Des spectatrices refoulées à l’entrée

Le débat a pris de l’ampleur après le concert de Diamond Platnumz à la BK Arena, l’une des principales salles de spectacles de Kigali. Plusieurs jeunes Rwandaises affirment que les agents chargés de la sécurité leur ont refusé l’accès à l’événement en raison de leur tenue.

Sur les réseaux sociaux, les témoignages se sont multipliés. Une internaute affirme notamment : « La police menace de violences les femmes si elles ne rentrent pas se rhabiller. »

Une autre témoigne également du contrôle exercé à l’entrée. Elle affirme que les agents ont demandé à deux jeunes femmes de couvrir leurs épaules et leur ventre. Une photo accompagnant son message montre l’une d’elles dissimulant ses bras et son haut à l’aide d’un large foulard.

Ces témoignages ont rapidement alimenté la polémique et relancé les interrogations sur les limites que les autorités peuvent imposer aux choix vestimentaires dans l’espace public.

La police avait déjà annoncé une surveillance accrue

Cette controverse intervient alors que les autorités rwandaises avaient déjà lancé un débat sur les comportements considérés comme « indécents ».

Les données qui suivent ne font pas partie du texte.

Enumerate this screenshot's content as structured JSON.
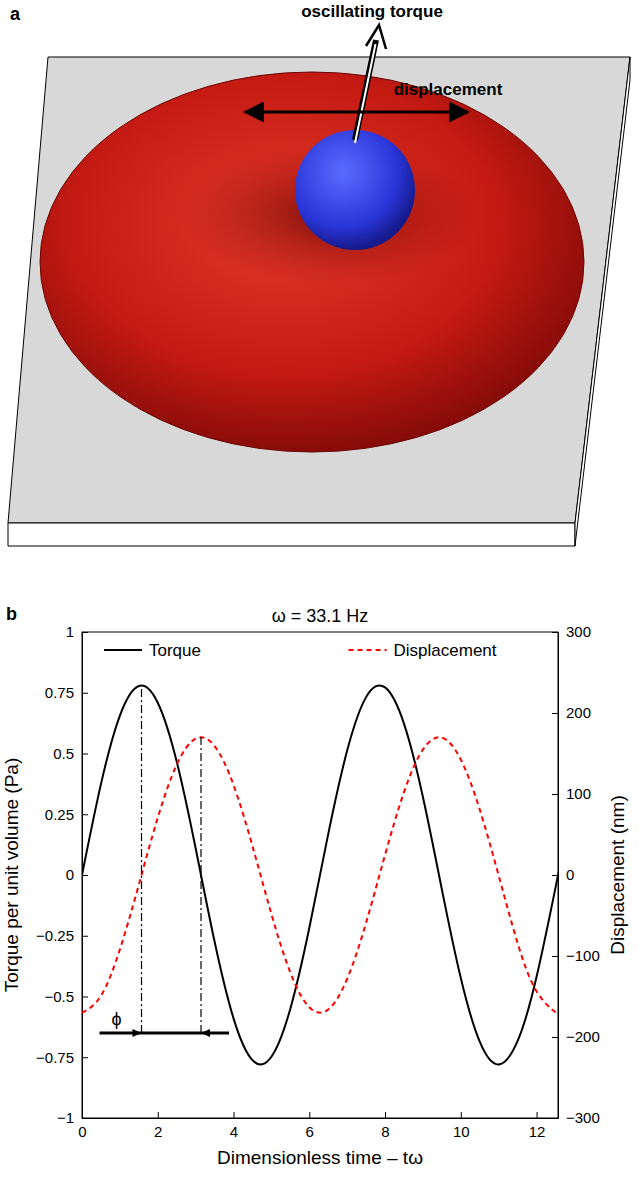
{
  "diagram": {
    "panel_label": "a",
    "annotations": [
      "oscillating torque",
      "displacement"
    ]
  },
  "chart_data": {
    "type": "line",
    "panel_label": "b",
    "title": "ω = 33.1 Hz",
    "x_label": "Dimensionless time – tω",
    "y_label": "Torque per unit volume (Pa)",
    "y2_label": "Displacement (nm)",
    "x": [
      0,
      0.5,
      1,
      1.5,
      2,
      2.5,
      3,
      3.5,
      4,
      4.5,
      5,
      5.5,
      6,
      6.5,
      7,
      7.5,
      8,
      8.5,
      9,
      9.5,
      10,
      10.5,
      11,
      11.5,
      12,
      12.5,
      12.57
    ],
    "series": [
      {
        "name": "Torque",
        "color": "#000000",
        "line_style": "solid",
        "values": [
          0,
          0.374,
          0.656,
          0.778,
          0.709,
          0.467,
          0.11,
          -0.274,
          -0.59,
          -0.762,
          -0.748,
          -0.55,
          -0.218,
          0.168,
          0.512,
          0.732,
          0.772,
          0.623,
          0.321,
          -0.059,
          -0.424,
          -0.686,
          -0.78,
          -0.683,
          -0.419,
          -0.052,
          0.003
        ]
      },
      {
        "name": "Displacement",
        "color": "#ff0000",
        "line_style": "dashed",
        "axis": "y2",
        "values": [
          -170,
          -149.2,
          -91.9,
          -12.0,
          70.7,
          136.2,
          168.3,
          159.2,
          111.1,
          35.8,
          -48.2,
          -120.5,
          -163.2,
          -166.0,
          -128.2,
          -58.9,
          24.7,
          102.3,
          154.9,
          169.5,
          142.6,
          80.8,
          -0.7,
          -84.1,
          -143.5,
          -169.5,
          -170
        ]
      }
    ],
    "xlim": [
      0,
      12.566
    ],
    "xticks": [
      0,
      2,
      4,
      6,
      8,
      10,
      12
    ],
    "ylim": [
      -1,
      1
    ],
    "yticks": [
      {
        "value": -1,
        "label": "−1"
      },
      {
        "value": -0.75,
        "label": "−0.75"
      },
      {
        "value": -0.5,
        "label": "−0.5"
      },
      {
        "value": -0.25,
        "label": "−0.25"
      },
      0,
      0.25,
      0.5,
      0.75,
      1
    ],
    "y2lim": [
      -300,
      300
    ],
    "y2ticks": [
      {
        "value": -300,
        "label": "−300"
      },
      {
        "value": -200,
        "label": "−200"
      },
      {
        "value": -100,
        "label": "−100"
      },
      0,
      100,
      200,
      300
    ],
    "grid": false,
    "legend": "top",
    "annotations": [
      {
        "text": "ϕ",
        "x": [
          1.571,
          3.142
        ],
        "y": -0.65,
        "y_top": [
          0.78,
          0.57
        ]
      }
    ]
  }
}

Quelques semaines avant le concert, le porte-parole de la police avait annoncé, lors d’une conférence de presse, que les forces de l’ordre comptaient renforcer leur surveillance dans les bars et sur les réseaux sociaux afin de lutter contre certains comportements publics jugés « indécents ».

Dans ce contexte, les incidents rapportés lors du concert ont ravivé les inquiétudes de nombreuses jeunes Rwandaises. Sur les réseaux sociaux, celles-ci dénoncent désormais ce qu’elles considèrent comme une volonté de contrôler leur apparence et leurs choix vestimentaires.

La ministre de la Jeunesse appelle au débat

Face à la polémique, la ministre rwandaise de la Jeunesse, Sandrine Umutoni, a réagi à travers un message publié dans le cadre du débat.

La ministre rappelle que les discussions sur les normes vestimentaires ne peuvent pas justifier des comportements abusifs. Selon elle, personne ne doit être « humilié, menacé ou maltraité » en raison de sa tenue.

Toutefois, Sandrine Umutoni invite également les jeunes à s’interroger sur leurs choix vestimentaires et sur la place accordée à la sexualisation des corps féminins dans la mode.

Elle estime par ailleurs que la modernité ne doit pas nécessairement conduire à l’effacement des références culturelles rwandaises.